„Immer mehr Erscheinungen lassen die weltweiten Verflechtungen und Wechselwirkungen gesellschaftlicher und politischer Geschehnisse, wirtschaftlicher und natürlicher Prozesse spürbar werden. Das macht eine Neubewertung des Bezugsrahmens, in dem das menschliche Handeln sich versteht, notwendig. Damit rückt die Frage in den Blick, inwiefern der Einzelne über seine lokalen, regionalen oder nationalen Bezüge hinaus auch durch einen globalen Bezug, eine weltumspannende Verantwortung bestimmt ist und sein sollte.“ So Wolfgang Christian Schneider, zusammen mit Kirstin Zeyer Herausgeber dieser Coincidentia-Ausgabe zum ‚Kosmopolitismus‘, in seinem Vorwort. Was in diesem Band geschieht, hat schon vom Rahmen her einen kosmopolitischen Charakter: Es vereinigt Beiträge aus „verschwisterten“ Veranstaltungen in Deutschland (Hochschule Biberach) und in Japan (Japanischen Gesellschaft für Germanistik), deren beider Blick sich auf den entstehenden Kosmopolitismus in der deutschen Literatur und Philosophie richtet.
Ausgangspunkt ist das schwäbische Städtchen Biberach, in dem Christoph Martin Wieland geboren wurde, der als Vorkämpfer des Gedankens der Kosmopolitie in der Aufklärungszeit gelten kann. Schneider zeigt, wie Wieland vor dem Hintergrund der antiken Anschauung eines der Gesamtheit des Lebens verpflichteten Bezugs zum Kosmos seine Auffassung eines ethisch begründeten Kosmopolitismus entwickelt. Daran schließt Tilman Borsche an, der herausarbeitet, wie Rousseau und Herder den Gedanken des Kosmopolitismus in die menschliche und staatspolitische Bildung hineintragen. Ri Suga schließlich bringt den philosophischen wie politischen Gehalt von Wielands Dichtung in einem inneren Zusammenhang mit dem kosmopolitischen Denken Kants. Dem Kosmopolitismus Goethes widmet sich Harald Schwaetzer. Er richtet den Blick auf den das Verstehen herausfordernden Kosmos, in dem jedes Handeln steht, der es trägt und zugleich verpflichtet.
Eine vertiefte Erfassung des Politischen im Kosmopolitischen weist Yu Takahashi an Hand der Auseinandersetzungen der Frühromantiker mit Kant auf. Das Poetisch-Ästhetische gilt diesen als unmittelbar politisch und verbindet sich daher mit dem Staatsbürgerlichen. Vielleicht sei sogar die Wende zum religiösen bei mehreren der Frühromantiker nicht so sehr als das Ende des Kosmopolitischen zu verstehen, sondern als dessen Verschiebung in das Geistige. Takahiro Nishio schaut auf das ‚Junge Deutschland‘ im 19. Jahrhundert, auf die Frage einer im Sinne von „Einheit in der Vielheit“ kosmopolitisch aufgefassten Weltliteratur.

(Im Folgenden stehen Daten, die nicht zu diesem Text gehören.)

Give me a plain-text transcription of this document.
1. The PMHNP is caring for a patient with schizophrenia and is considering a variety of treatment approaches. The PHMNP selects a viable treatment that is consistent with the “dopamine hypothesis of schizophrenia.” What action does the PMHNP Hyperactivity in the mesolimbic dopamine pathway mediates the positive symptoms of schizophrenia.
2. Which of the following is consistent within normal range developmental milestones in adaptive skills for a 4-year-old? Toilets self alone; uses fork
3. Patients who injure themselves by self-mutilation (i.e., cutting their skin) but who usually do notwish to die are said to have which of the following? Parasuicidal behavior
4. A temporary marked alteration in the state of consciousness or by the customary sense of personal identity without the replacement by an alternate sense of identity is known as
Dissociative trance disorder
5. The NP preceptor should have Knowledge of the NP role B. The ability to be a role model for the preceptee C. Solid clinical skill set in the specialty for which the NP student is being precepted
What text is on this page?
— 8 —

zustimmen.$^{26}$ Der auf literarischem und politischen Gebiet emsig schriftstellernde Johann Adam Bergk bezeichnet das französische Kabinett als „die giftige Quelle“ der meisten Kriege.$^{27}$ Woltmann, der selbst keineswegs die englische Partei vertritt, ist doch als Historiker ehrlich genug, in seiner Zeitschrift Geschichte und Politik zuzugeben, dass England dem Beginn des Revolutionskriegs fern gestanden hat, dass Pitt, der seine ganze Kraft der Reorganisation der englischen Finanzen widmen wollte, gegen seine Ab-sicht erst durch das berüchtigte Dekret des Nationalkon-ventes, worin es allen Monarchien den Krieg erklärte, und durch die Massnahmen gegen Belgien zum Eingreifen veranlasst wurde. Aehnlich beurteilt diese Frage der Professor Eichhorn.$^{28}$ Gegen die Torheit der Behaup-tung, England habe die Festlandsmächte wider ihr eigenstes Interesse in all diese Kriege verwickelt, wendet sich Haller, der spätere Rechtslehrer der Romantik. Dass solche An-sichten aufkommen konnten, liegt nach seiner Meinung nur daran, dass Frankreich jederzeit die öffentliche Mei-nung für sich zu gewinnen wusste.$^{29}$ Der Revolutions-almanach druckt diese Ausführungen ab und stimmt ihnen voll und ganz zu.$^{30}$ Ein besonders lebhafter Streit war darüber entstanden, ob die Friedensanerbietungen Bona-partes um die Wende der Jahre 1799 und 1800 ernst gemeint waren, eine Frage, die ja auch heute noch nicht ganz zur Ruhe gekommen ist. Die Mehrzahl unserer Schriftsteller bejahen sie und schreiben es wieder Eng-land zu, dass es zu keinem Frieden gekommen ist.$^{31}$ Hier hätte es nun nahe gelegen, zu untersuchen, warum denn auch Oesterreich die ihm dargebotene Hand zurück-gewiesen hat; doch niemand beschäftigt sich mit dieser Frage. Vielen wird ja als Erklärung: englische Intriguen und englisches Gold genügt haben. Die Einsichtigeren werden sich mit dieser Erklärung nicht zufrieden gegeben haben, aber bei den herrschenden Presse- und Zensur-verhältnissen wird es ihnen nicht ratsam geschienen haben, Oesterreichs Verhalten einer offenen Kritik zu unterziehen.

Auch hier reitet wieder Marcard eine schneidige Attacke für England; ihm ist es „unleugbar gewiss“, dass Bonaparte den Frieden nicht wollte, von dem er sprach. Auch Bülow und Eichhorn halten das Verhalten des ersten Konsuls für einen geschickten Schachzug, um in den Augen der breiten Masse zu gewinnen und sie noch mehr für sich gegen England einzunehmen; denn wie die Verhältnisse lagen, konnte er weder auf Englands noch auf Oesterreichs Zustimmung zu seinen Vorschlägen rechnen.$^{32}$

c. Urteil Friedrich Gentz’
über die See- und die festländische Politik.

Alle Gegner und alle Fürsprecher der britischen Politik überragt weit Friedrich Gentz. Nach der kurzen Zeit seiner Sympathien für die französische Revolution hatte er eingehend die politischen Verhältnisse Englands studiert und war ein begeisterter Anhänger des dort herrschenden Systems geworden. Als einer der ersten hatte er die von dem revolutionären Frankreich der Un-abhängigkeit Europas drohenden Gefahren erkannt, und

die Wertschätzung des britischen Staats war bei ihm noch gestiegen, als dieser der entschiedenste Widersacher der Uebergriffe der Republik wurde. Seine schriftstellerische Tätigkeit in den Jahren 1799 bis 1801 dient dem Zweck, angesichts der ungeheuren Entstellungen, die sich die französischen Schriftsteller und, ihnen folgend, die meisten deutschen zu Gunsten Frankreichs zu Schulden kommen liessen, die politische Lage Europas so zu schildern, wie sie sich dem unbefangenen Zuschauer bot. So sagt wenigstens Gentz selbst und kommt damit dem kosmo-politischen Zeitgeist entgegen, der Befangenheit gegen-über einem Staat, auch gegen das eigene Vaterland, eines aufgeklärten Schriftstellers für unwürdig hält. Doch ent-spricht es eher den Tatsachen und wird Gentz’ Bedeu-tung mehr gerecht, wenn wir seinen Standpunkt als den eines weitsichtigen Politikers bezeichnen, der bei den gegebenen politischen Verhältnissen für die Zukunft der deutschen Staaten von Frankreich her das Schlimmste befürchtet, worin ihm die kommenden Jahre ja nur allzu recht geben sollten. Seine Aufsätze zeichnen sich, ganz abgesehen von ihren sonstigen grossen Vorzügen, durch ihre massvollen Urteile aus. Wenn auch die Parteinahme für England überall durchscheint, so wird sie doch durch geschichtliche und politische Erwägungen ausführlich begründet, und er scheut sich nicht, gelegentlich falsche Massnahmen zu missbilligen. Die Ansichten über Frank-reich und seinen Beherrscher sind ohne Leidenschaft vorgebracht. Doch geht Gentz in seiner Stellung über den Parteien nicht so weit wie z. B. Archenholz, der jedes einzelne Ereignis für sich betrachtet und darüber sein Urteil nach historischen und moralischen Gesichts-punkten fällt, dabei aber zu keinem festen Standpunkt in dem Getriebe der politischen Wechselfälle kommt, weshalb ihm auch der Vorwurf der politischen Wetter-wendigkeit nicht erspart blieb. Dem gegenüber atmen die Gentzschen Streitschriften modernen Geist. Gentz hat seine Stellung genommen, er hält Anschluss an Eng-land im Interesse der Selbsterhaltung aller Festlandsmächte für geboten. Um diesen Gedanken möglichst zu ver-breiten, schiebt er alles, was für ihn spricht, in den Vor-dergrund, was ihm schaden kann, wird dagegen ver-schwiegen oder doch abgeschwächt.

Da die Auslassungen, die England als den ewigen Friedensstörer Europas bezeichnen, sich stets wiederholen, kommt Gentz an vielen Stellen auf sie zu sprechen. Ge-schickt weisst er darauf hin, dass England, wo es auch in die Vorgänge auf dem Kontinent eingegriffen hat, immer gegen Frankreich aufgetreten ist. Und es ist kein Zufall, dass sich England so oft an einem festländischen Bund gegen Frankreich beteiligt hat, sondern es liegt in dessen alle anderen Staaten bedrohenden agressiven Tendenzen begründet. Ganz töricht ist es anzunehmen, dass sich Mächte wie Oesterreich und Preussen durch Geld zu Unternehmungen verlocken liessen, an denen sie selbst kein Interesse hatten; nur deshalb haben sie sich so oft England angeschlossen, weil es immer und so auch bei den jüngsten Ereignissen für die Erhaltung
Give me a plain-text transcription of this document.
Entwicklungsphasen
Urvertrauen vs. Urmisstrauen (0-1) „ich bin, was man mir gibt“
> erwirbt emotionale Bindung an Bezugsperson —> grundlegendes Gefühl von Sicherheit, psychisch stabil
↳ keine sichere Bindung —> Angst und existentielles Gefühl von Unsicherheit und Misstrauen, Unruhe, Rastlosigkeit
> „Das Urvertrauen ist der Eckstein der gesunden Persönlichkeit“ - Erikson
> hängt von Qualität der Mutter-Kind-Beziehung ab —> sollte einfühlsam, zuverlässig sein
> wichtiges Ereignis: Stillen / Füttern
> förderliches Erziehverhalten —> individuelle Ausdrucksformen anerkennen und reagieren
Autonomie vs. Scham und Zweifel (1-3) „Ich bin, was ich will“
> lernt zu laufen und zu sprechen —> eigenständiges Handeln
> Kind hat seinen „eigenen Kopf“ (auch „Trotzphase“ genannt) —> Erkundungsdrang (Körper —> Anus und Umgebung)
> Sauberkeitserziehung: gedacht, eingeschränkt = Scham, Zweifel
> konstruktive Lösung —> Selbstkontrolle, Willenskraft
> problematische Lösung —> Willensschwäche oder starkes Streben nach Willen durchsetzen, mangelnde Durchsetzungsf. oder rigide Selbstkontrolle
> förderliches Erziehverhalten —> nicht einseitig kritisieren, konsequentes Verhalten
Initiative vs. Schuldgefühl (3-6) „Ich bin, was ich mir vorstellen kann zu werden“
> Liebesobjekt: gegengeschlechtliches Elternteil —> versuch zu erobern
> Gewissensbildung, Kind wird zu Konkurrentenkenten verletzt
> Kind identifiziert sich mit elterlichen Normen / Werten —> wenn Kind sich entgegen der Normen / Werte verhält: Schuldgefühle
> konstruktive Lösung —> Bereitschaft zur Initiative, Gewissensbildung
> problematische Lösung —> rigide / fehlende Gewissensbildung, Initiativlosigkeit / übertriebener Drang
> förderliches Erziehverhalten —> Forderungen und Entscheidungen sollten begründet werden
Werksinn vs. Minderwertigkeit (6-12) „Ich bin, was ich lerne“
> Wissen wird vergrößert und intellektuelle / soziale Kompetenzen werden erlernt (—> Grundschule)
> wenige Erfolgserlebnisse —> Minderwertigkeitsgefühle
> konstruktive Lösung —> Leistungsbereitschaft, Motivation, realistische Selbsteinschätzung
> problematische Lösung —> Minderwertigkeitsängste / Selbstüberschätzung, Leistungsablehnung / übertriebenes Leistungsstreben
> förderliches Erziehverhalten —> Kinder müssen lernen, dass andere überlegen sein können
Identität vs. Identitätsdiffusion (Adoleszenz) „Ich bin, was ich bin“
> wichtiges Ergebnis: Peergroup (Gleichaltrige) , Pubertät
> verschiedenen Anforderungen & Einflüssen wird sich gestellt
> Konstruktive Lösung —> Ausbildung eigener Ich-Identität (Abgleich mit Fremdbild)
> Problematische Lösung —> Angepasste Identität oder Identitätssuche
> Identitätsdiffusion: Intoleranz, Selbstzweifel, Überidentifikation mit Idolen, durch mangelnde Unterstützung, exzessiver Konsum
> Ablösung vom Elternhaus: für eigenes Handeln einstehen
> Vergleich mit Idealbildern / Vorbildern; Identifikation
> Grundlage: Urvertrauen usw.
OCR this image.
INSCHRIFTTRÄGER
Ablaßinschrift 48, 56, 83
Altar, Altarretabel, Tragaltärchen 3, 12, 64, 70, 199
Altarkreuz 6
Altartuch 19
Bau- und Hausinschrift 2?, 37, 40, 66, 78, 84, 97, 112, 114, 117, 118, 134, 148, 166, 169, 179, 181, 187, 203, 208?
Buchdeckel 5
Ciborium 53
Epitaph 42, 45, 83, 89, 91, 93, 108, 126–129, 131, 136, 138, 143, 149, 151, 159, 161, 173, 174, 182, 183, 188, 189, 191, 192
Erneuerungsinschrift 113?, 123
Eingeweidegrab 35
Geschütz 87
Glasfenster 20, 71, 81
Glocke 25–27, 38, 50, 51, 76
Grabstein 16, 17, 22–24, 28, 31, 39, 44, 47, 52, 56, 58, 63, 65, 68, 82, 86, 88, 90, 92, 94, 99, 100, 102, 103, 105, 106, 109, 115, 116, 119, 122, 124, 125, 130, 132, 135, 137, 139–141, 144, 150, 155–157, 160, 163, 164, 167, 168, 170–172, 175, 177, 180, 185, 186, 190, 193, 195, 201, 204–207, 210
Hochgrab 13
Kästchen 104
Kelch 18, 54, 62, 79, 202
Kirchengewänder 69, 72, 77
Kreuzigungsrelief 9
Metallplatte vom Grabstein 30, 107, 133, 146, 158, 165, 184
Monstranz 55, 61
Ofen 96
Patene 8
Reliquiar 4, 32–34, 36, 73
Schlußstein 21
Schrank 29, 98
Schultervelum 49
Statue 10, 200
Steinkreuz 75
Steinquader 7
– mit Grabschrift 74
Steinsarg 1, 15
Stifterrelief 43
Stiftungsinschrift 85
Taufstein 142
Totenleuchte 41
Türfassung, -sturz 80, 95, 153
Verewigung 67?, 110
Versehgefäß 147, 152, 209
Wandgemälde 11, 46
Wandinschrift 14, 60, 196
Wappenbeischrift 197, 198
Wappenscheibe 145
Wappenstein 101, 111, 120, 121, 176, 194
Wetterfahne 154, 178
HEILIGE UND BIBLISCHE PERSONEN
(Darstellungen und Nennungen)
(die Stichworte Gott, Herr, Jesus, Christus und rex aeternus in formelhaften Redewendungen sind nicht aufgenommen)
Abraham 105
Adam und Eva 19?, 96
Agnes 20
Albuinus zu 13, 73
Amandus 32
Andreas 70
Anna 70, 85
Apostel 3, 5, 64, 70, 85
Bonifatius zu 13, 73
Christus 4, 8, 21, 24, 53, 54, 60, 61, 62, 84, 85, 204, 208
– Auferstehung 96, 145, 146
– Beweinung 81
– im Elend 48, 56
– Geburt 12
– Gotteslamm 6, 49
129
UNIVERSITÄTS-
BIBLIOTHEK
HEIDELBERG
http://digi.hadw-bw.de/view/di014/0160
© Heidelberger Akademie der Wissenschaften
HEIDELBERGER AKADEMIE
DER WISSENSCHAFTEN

Daran knüpft Yotetsu Tonaki an, der für die Judenheit in Europa um die Wende vom 19. zum 20. Jahrhundert eine kosmopolitische Phase beschreibt, in der die geistig und literarisch Tätigen sich fruchtbar zwischen den nationalen Kulturen und Literaturen, also gleichsam kosmopolitisch, bewegen konnten, gerade weil sie keinen nationalen Bezug hatten. Das beendeten die antisemitischen Aktionen, was Hannah Arendt dazu führt, für die Judenheit einen Ort zu suchen, eine jüdische Identität zu entwickeln, die jenseits des Religiös-Nationalen steht und Kosmopolitisches wahrte. – Auch dieser Band schließt mit gehaltvollen Buchbesprechungen. Der Band kann hier bezogen werden.
Wolfgang Christian Schneider verabschiedet sich so auf kosmopolitische Weise aus seiner langjährigen geschäftsführenden Herausgeberschaft dieser Reihe. Ab dem kommenden Band übernehmen Kirstin Zeyer, Johanna Hueck und Harald Schwaetzer gemeinsam die Geschäftsführung, wobei ihnen Schneider beratend zur Seite stehen wird. Die gemeinsam von der „Kueser Akademie für Europäische Geistesgeschichte“ und dem PHILOSOPHISCHEM SEMINAR getragene Zeitschrift wird so in der bewährten Form fortgeführt.